Erbsentörtchen mit Wasabi-Sahne

Es gab schon lange kein herzhaftes Rezpet mehr, also habe ich mich mal wieder dran gemacht und dabei kamen diese kleinen Erbsentörtchen heraus die von scharfer Wasabi-Sahne begleitet werden. Eine schöne, sommerliche Vorspeise oder hübsches Fingerfood, das vegetarisch leicht daher kommt.

Bis dieses Rezept komplett ausgearbeitet war, dauerte es eine ganze Zeit. Erst sollte es eine Quiche mit Erbsen werden, dann eine Erbsenmousse und irgendwann hatte ich auch mal über ein Erbsen-Brot nachgedacht. Mit dem Ergebnis bin ich jetzt mehr als zufrieden!
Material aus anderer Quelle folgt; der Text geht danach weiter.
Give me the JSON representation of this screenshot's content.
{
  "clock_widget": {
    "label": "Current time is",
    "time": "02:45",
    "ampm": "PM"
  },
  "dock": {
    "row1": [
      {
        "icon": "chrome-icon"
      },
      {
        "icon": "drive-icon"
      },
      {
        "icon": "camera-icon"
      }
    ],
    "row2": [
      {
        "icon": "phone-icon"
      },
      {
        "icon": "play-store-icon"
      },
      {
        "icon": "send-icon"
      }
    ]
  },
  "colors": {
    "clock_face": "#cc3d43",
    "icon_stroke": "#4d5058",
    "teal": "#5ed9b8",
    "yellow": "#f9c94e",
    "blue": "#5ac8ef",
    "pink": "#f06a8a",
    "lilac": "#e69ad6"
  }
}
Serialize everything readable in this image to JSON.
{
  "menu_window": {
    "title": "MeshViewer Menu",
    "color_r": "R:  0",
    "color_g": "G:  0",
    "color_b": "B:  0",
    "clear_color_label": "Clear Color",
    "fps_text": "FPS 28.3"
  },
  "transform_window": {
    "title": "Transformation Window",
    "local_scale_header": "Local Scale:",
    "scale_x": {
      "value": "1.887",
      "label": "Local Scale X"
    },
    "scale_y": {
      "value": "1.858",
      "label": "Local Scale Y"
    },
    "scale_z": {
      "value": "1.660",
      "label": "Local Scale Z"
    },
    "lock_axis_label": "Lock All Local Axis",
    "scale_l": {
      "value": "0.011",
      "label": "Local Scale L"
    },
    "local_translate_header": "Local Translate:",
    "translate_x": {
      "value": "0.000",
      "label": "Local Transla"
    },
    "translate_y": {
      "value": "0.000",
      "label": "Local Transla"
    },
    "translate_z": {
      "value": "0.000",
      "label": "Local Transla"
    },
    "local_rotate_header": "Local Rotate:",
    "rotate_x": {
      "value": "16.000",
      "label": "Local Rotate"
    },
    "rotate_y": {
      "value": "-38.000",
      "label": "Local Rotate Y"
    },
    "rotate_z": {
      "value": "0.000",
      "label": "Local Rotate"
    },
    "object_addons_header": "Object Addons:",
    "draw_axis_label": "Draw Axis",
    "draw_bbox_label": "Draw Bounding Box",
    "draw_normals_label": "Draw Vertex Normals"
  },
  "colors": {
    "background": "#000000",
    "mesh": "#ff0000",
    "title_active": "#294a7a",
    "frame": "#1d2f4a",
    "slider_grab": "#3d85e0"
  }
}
Die Törtchen schmecken sowohl kalt, als auch lauwarm und die Wasabi-Sahne gibt dem ganzen den gewissen Schliff, ohne die Erbse selbst zu verdecken.


Rezept für fünf Törtchen

Haferflocken-Boden

  • 10g Paniermehl
  • 5g Vollkornmehl
  • 25g kernige Haferflocken
  • Salz, Pfeffer, Currypulver, Paprikapulver

(1) Haferflocken, Paniermehl und Vollkornmehl miteinander vermischen.

(2) Die geschmolzene Butter hinzugeben und die Masse lecker abschmecken, ich finde Curry passt sehr gut, aber auch Chilli macht sich gut. Vergesst bloß nicht das Salz! Keiner mag ein fades Törtchen-Fundament.

(3) In fünf Muffin-Förmchen jeweils einen Esslöffel der Masse geben und diese festdrücken, entweder mit dem Löffelrücken oder einfach mit einem Finger.

Haferflockenboden und Erbsen vor dem Backen

Erbsen-Crème

  • 1 mittelgroße Zwiebel
  • 1 Zehe Knoblauch
  • 150g Erbsen, gerne auch tiefgekühlt
  • ca. 10ml weißer Essig oder Weißwein
  • 2 Zweige Thymian
  • 150ml Milch oder Sahne
  • 2 Eier
  • Salz, Pfeffer, Muskat und andere Gewürze, die ihr evtl. verarbeiten wollt

(1) Zwiebel und Knoblauch in Öl anschwitzen, bis die Zwiebel glasig ist, nun die noch gefrorenen Erbsen und den Thymian hinzugeben.

(2) Jetzt mit Essig oder Weißwein ablöschen, kurz reduzieren lassen und mit der Milch auffüllen. Das muss jetzt kochen, bis die Erbsen weich sind, so fünf Minuten.

(3) Und das kommt jetzt in den Mixer! Oder muss mit dem Pürierstab durchgewalkt werden… Wer es richtig fein mag, streicht das Püree dann noch durch ein Sieb, ich finde die Textur so besser, aber das ist jedem selbst überlassen.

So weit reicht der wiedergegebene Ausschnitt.